His views were echoed by well-known communications specialists Trudy Mackay-Sekokotla and Tebogo Rametse, who both asserted that that Merricks “took us for a ride”.

Mackay-Sekokotla said she was tasked with being the project manager and to oversee a team of experts regarding the technical aspects, while Rametse had to put together a corporate identity and media policies, among others.

Both women were working together, and said they were owed over R150 000 by Merricks.

They expressed anger at turning down other forms of income over the past three months, where they couldn’t take other contracts due to their Vila Kasi commitments.

MultiChoice spokesperson Marietjie Groenewald said: “No new channel has been signed that is starting in August. We’re busy evaluating companies that submitted the bids. We’ll communicate the winning bidder before the Afro-Worldview contract expires in August.”
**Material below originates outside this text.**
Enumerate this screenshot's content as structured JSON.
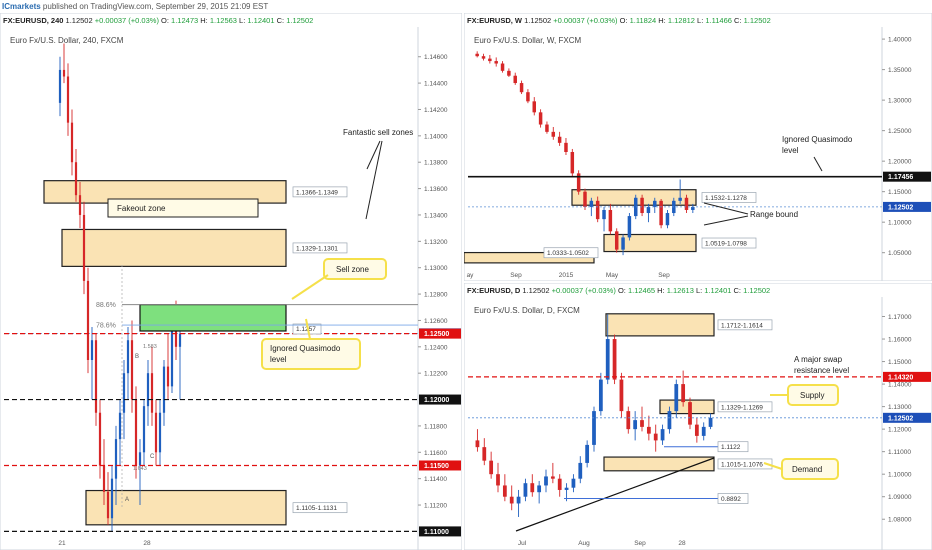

Merricks was involved in a feud with Afro-Worldview owner Mzwanele Manyi over employees in April. Vila Kasi accused Manyi of victimising workers who had been interviewed by the company for the new TV station.
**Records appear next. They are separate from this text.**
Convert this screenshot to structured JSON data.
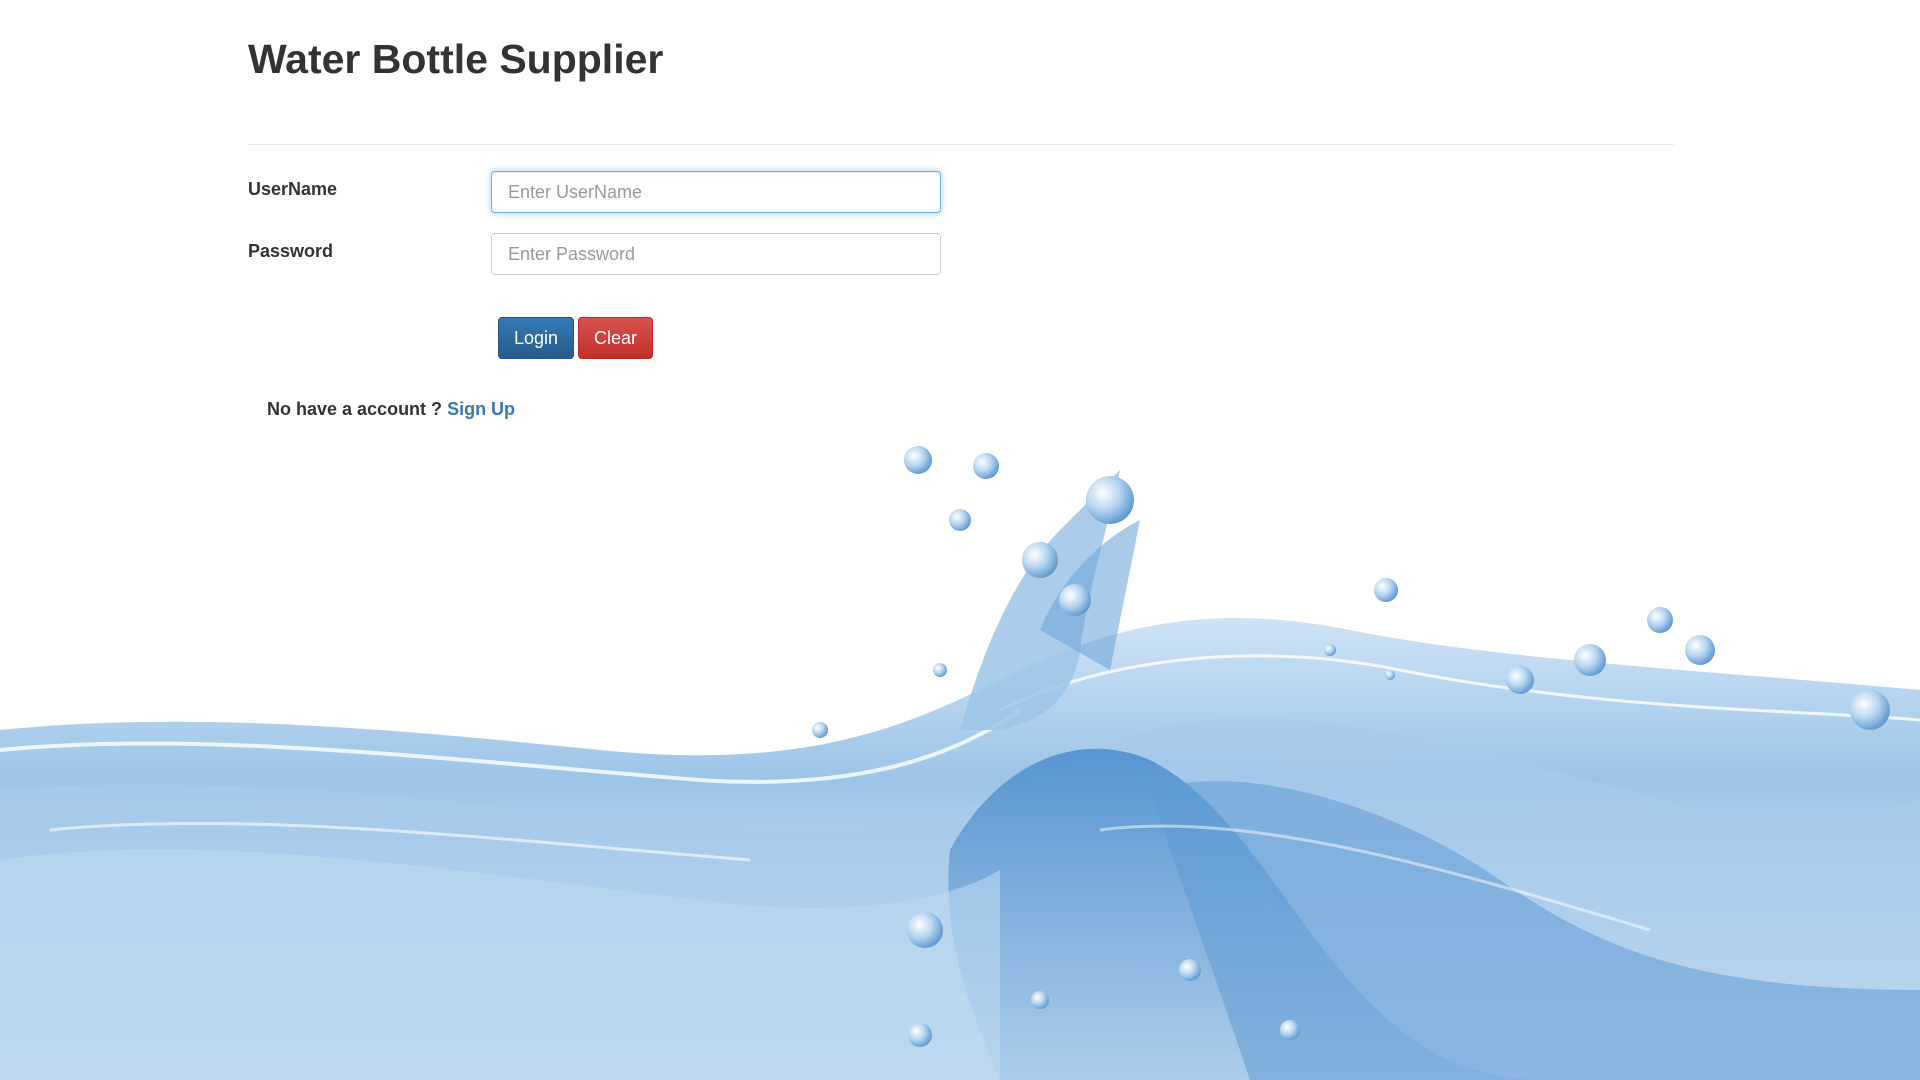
{
  "header": {
    "title": "Water Bottle Supplier"
  },
  "form": {
    "username": {
      "label": "UserName",
      "placeholder": "Enter UserName",
      "value": ""
    },
    "password": {
      "label": "Password",
      "placeholder": "Enter Password",
      "value": ""
    },
    "login_label": "Login",
    "clear_label": "Clear"
  },
  "signup": {
    "prompt": "No have a account ?",
    "link_label": "Sign Up"
  },
  "colors": {
    "primary": "#337ab7",
    "danger": "#d9534f",
    "water_light": "#dcebf8",
    "water_mid": "#7fb0dc",
    "water_dark": "#2e6fb0"
  },
  "decor": {
    "background_image": "water-splash"
  }
}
Merricks is no stranger to controversy. In 2012, he was vindicated after the Johannesburg Specialised Commercial Crime Court found him not guilty of 28 counts of fraud.

He was taken to court after investors who put in at least R100000 each to fund his Soweto Focus Point project - a 2010 World Cup accommodation initiative - aimed at converting classrooms in Soweto, Port Elizabeth, Polokwane, Durban and Cape Town into backpacker lodges.

The project never materialised and Merricks could not pay back investors’ money that went down the drain when his company, Merricks Empowerment Consultants, was liquidated.